红着眼,花容再次仔细端详着这张熟悉而又很陌生的脸庞,内心禁不住又是一阵浓浓的心酸,眼泪止不住的滑落……
对于这个男人的爱与执着,她很感动也很感激,也有淡淡的温馨和幸福,也不否认偶尔想起有过一点点心动,但是,是否是爱、是否爱过她很不确定,如今也不用再去纠结了,因为虽然闭口不提,但她知道这个男人快要死了……
神圣似乎明白了她的心思,浅浅的笑着,笑容还是昔日那么温暖,也更加的温和:“不要多想,就像我们年龄的差距一样,只不过是命罢了,注定了也就随它去吧。”
听见这些安慰开解的话语,花容却泣不成声。
“我也累了。”神圣心里默默说道。
……
新年的鞭炮声噼里啪啦的连绵不绝,两个人却都在沉默,很快来到花容的车边,不约而同的停住脚。
还是一阵沉默!
“谢谢你!”花容突然大声的说,害怕神圣听不见。
神圣知道她的意思,还是轻笑,摇了摇头,带着些许犹豫,伸出了瘦骨嶙峋的右手。
花容直直地看着他,双眼朦胧的挤出一个笑容,轻轻地扬了扬头。
她这个动作让神圣心中一暖,但手还是抖抖索索的,费尽了全部的力气才好些,轻轻地摩挲这张无数次出现在脑海里面容,定了定神,抿了抿嘴,用嘶哑的声音低声说道:“花容,你要幸福啊!”
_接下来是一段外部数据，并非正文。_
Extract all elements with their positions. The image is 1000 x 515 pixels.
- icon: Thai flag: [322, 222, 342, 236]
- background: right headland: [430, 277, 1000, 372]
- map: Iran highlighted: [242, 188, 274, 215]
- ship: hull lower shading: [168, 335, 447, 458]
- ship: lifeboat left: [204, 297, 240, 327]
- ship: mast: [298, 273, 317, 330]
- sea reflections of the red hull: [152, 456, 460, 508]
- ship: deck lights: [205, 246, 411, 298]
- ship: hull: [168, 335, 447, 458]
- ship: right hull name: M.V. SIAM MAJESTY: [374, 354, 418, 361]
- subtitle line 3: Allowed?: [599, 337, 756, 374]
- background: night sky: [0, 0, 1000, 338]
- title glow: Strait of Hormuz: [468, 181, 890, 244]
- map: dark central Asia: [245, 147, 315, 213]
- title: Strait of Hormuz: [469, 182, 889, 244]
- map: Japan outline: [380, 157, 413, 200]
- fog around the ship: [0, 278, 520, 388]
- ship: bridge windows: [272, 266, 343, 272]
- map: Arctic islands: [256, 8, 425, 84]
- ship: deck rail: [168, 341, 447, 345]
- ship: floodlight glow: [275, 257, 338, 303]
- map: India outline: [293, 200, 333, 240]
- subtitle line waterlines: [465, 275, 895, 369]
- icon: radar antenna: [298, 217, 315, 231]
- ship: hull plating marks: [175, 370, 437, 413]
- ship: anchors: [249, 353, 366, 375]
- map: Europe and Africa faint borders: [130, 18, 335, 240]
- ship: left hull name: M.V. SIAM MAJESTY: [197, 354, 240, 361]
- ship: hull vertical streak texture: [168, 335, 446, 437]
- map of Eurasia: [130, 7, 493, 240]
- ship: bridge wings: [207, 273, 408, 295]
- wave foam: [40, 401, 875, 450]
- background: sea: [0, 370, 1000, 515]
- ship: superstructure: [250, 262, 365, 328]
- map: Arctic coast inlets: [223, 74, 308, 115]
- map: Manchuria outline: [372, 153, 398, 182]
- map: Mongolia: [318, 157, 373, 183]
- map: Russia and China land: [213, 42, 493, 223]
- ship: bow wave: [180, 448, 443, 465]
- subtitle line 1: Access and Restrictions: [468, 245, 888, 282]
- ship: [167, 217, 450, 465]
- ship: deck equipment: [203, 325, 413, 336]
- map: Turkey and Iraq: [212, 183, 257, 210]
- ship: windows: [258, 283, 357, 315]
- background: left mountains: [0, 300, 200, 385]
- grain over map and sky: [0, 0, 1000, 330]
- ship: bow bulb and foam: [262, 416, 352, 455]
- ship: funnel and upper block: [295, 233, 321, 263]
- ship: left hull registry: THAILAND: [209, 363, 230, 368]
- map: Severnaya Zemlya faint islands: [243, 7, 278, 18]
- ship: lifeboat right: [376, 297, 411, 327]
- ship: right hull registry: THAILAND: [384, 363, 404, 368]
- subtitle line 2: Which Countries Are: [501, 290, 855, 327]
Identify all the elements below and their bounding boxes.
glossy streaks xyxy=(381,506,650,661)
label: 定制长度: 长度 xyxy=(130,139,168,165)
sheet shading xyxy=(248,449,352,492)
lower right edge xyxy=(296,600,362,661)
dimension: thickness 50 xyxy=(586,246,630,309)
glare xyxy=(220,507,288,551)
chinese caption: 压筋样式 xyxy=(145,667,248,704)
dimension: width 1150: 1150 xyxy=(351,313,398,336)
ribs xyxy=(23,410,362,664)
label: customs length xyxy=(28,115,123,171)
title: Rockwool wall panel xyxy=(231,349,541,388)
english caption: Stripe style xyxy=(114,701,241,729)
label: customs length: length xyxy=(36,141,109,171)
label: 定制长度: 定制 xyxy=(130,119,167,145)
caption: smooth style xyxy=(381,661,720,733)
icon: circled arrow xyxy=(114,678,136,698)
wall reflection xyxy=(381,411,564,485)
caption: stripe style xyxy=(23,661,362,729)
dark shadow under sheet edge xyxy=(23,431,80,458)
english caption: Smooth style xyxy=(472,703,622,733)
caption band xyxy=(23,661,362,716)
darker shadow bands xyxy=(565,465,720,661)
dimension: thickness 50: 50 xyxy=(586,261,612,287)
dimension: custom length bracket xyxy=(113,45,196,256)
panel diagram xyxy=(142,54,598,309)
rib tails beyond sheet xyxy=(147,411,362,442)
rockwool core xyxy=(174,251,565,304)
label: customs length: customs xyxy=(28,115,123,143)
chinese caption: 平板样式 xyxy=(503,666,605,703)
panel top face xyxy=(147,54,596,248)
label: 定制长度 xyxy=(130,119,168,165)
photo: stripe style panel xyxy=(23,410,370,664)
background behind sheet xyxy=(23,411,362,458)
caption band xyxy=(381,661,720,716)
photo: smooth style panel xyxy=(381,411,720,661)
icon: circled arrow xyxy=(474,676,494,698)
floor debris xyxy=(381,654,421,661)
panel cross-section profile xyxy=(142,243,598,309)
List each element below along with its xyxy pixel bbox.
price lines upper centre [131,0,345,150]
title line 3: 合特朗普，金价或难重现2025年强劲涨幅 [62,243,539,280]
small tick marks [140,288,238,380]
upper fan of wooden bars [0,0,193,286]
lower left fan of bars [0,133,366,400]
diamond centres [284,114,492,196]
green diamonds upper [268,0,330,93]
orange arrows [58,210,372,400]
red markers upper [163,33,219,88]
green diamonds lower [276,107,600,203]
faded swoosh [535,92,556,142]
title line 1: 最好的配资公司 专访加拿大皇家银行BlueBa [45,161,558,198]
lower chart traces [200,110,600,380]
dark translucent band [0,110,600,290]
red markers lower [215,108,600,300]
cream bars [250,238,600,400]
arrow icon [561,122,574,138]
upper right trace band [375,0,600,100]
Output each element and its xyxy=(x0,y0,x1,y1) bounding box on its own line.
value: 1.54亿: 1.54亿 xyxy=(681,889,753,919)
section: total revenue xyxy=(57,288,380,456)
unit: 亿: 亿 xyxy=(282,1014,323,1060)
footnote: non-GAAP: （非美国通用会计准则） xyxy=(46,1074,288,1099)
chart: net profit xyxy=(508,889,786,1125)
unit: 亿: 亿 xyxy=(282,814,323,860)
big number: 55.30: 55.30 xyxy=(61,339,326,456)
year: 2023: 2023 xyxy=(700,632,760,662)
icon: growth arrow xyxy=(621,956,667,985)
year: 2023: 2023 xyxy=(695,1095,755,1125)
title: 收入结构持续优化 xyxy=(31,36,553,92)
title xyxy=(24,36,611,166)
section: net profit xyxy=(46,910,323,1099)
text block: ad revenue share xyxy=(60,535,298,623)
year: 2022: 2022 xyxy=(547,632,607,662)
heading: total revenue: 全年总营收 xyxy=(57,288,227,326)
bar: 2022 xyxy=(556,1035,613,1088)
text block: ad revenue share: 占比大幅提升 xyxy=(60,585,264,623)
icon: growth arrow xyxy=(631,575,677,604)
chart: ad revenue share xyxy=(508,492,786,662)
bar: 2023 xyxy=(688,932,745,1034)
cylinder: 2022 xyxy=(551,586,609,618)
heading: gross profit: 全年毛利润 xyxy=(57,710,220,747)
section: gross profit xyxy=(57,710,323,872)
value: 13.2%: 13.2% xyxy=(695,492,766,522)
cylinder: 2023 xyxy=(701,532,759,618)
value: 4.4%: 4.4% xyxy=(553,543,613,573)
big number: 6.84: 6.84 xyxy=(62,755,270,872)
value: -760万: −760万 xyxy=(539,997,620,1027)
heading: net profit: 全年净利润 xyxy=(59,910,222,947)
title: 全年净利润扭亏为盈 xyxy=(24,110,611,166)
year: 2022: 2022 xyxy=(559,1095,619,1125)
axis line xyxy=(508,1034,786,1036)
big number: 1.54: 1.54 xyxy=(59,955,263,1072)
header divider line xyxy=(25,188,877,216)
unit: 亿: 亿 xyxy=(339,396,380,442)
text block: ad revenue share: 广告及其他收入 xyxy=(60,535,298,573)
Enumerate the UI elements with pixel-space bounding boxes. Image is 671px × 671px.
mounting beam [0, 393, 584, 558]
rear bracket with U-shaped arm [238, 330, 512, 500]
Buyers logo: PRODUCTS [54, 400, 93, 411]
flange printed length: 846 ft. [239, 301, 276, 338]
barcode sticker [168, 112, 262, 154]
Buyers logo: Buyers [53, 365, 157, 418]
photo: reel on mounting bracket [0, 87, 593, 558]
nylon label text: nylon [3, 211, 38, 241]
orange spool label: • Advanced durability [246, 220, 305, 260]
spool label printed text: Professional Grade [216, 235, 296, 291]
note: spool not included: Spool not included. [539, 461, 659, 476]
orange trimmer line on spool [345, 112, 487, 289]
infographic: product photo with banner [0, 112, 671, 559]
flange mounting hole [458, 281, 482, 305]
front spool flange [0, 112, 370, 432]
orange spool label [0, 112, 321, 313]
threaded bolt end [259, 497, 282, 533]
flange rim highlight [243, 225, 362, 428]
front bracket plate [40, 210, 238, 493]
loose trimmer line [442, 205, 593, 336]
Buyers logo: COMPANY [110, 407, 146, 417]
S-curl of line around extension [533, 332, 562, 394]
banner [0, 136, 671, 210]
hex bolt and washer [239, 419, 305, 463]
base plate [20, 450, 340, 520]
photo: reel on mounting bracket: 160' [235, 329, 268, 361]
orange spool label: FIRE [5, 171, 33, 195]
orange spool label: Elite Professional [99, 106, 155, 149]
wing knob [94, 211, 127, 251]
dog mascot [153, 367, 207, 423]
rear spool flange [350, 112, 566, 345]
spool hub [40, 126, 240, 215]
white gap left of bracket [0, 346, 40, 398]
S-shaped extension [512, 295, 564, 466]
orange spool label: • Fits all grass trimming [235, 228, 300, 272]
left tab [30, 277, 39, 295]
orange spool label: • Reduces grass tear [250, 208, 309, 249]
花容的泪水再次决堤,朦胧中,恍惚间,她似乎又看见了二十六前那个腼腆局促却又十分坚决的大男孩儿……
……
看着花容的车远去,神圣摸了摸自己皮包骨的脸庞,那里似乎还残留着一点温暖一丝余香,笑了笑,终于不再隐藏心中无尽的苦涩:“这个吻是感激?还是怜悯?真想知道啊!“
转身走了几步,不知道为何,神圣忽然又换了一个方向,轻车熟路的在昏暗的灯光中穿行。
一片树荫下,神圣走得很慢,因为刚刚翻越那面围墙让他实在没有力气了。
也不知道过了多久,神圣觉得浑身无力时,他才来到一处僻静的地方。
老旧的红砖筒子楼在昏暗中依然凸显出岁月的斑驳痕迹,几个大大的“拆”字也很显眼。
筒子楼前的大片草木中,有一颗碗口粗的老桃树。
寒冬里的老桃树光秃秃的,神圣的呼吸就像开足马力的鼓风机一般,喉咙中甚至发出嚯嚯的响声,再也无法坚持的他一屁股坐在地上,靠着树干费力的喘息。
“终于到了!”
他突然觉得有点冷,眼皮也越来越重,但他还是努力的抬头:那条树枝上,似乎有朵含苞待放的花儿……
……
朦胧中,恍惚间,神圣又看见了这棵桃树盛开的娇美花朵,又看见那张美若桃花的小脸,幸福的笑了,一颗颗眼泪却是如同断了线的珠帘止不住的滚滚而落!
神圣努力撑开眼皮,任凭冰冷的雪花在肌肤上融化,眸子直勾勾的看着老桃树上那朵模糊不已的花骨朵儿,低声念道:“愿来生,我不再遇见你!”